If we take the $0.60/sh dividend we expect Franklin Street to be able to pay and apply a 7% warranted yield, we arrive at a target stock price of about $8.50. Supporting this target price is our Net Asset Value (NAV)-based approach. By applying a 8.5% market cap rate to the in-place net operating income of Franklin Street's properties and adjusting for other balance sheet assets and liabilities, we arrive at an estimated NAV/sh of $8.60. This analysis implies that Franklin Street's properties are worth roughly $120 per square foot, in-line with how many third party valuation services value similar assets in Franklin Street's markets.

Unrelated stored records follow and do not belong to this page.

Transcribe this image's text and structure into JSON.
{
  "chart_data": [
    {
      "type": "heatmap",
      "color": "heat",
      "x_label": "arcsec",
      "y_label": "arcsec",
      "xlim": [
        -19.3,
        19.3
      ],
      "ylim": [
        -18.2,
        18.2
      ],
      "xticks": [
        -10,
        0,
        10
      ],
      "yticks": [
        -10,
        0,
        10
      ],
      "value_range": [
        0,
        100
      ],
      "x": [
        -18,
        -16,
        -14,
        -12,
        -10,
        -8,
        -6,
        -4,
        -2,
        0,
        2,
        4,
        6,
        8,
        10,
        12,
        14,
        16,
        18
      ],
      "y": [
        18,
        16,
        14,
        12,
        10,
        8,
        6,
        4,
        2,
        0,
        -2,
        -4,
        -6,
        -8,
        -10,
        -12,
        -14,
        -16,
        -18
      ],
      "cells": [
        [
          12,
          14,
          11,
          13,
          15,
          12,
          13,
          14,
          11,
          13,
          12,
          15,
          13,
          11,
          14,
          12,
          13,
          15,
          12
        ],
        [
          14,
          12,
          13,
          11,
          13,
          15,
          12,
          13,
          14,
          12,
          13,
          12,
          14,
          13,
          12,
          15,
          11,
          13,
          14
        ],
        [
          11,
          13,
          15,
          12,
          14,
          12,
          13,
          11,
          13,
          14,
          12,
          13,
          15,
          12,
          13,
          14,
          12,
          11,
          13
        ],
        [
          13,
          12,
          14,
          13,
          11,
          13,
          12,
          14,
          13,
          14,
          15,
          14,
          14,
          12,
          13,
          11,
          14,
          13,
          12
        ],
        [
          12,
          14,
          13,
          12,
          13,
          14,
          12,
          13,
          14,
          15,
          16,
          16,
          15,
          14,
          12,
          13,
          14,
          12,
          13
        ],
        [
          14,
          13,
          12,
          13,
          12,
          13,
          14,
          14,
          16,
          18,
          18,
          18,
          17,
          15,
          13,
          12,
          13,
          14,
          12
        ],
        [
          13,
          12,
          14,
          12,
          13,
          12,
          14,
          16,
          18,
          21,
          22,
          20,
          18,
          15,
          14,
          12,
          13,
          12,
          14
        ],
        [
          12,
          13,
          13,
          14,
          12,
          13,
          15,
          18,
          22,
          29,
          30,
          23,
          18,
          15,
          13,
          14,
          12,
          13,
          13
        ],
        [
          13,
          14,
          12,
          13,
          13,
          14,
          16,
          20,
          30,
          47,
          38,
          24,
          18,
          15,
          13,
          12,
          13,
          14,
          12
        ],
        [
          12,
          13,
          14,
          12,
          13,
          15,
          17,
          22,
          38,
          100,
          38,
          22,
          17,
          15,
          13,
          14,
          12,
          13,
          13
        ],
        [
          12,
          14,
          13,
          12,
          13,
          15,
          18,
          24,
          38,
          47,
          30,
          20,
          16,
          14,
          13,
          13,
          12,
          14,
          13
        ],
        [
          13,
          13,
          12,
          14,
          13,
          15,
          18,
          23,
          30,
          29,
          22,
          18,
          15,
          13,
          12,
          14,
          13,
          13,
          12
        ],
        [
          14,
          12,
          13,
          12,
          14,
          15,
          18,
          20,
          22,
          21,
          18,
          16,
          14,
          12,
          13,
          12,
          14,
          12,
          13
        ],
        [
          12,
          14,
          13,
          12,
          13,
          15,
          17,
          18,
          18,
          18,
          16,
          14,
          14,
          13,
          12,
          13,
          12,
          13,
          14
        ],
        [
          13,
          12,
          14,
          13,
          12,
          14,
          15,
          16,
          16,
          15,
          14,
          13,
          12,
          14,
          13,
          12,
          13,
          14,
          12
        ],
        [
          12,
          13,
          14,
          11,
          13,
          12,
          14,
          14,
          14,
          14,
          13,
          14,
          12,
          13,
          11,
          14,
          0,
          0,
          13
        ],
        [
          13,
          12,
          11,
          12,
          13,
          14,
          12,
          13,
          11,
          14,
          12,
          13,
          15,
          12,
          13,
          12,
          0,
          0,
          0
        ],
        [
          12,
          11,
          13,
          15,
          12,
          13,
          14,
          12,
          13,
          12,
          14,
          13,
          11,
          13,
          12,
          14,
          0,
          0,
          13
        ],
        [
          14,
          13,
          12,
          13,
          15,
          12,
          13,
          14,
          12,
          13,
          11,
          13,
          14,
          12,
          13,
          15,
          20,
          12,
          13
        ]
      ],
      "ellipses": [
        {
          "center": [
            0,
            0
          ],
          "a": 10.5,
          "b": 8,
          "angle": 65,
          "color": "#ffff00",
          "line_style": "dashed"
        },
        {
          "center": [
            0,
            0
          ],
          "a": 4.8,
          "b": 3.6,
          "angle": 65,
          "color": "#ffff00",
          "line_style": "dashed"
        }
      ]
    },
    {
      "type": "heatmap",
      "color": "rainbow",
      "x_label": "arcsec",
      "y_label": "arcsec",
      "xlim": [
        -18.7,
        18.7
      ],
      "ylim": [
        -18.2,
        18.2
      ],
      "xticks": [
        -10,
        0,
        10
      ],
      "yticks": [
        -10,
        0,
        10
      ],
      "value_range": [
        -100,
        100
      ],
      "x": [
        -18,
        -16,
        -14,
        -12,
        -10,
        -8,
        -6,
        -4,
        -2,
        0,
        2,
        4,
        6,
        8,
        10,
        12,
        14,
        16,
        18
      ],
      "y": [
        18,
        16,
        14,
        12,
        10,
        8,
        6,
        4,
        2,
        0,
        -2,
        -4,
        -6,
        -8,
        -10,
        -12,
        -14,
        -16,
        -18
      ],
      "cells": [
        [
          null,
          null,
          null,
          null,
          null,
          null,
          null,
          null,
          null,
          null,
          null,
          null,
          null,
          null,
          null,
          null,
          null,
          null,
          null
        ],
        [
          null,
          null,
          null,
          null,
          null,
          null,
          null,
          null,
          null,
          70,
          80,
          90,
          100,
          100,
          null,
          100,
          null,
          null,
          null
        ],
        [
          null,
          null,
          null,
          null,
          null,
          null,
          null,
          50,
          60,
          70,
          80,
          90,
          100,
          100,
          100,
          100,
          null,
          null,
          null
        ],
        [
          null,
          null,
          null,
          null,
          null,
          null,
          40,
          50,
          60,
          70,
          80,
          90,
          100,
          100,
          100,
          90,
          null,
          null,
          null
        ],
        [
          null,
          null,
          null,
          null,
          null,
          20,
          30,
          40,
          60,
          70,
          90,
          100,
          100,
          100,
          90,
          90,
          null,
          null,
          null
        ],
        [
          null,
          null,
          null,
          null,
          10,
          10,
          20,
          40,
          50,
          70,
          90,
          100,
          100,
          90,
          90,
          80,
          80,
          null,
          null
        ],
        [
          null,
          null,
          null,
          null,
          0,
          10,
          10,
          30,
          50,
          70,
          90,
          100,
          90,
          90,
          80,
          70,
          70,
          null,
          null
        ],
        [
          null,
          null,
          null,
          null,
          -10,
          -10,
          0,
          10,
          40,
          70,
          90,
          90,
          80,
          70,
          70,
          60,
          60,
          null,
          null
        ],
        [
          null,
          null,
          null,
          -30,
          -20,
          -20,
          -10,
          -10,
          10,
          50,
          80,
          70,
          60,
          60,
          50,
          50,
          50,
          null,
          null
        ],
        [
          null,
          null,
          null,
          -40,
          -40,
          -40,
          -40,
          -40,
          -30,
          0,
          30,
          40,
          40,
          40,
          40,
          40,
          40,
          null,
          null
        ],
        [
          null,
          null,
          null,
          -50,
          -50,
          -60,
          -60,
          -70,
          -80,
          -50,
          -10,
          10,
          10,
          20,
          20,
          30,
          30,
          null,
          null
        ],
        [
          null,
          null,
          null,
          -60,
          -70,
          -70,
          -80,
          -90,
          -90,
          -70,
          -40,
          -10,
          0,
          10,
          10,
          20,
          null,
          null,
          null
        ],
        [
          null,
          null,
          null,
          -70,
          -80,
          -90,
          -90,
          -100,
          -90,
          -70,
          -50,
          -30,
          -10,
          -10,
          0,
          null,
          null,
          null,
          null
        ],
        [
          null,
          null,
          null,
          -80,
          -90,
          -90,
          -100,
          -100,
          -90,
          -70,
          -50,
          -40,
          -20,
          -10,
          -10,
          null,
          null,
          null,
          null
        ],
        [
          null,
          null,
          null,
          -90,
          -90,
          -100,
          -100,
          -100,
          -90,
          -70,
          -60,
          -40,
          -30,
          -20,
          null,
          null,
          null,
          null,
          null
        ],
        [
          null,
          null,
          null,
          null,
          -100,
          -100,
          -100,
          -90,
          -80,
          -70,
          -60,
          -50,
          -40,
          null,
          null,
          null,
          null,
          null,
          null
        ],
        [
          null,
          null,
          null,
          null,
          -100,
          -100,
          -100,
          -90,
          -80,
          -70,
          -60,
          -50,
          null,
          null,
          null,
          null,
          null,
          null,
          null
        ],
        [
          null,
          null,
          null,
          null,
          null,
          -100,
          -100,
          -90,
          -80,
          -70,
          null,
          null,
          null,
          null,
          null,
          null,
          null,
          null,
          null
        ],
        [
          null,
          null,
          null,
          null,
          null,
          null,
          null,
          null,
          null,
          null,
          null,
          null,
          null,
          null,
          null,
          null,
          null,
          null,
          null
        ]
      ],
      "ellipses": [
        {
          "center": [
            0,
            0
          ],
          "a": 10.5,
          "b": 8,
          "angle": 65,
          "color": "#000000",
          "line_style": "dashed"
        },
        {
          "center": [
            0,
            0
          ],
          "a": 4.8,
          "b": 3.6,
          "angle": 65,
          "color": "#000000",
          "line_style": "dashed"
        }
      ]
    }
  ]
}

We believe the risks to this investment to be limited. The primary risk is that the investment banking business rebounds and begins once again to contribute meaningful cash flow. However, even if this business were to suddenly return to its peak EBITDA of $20mm from 2003, the resulting cash flow would not be sufficient to bridge the gap between the $0.60 of estimated cash flow we model and the $0.76 current dividend obligation. Due to the reasons laid out in this write-up, though, we strongly believe that this business is indeed impaired and will never return to its prior peak. Other risks relate mainly to timing, in our view. If Franklin Street does choose to sell or mortgage existing assets or acquire new assets in order to fund the current dividend, this serves to prolong the inevitable rather than remedy it. Still, as short sellers, we could be left having to pay the dividend while this occurred. However, even if Franklin Street is to be able to maintain the $0.76 rate, that would amount to only a 6.3% carrying cost. We believe this risk to be vastly outweighed by the chances of a catalyst in our favor and the magnitude of overvaluation.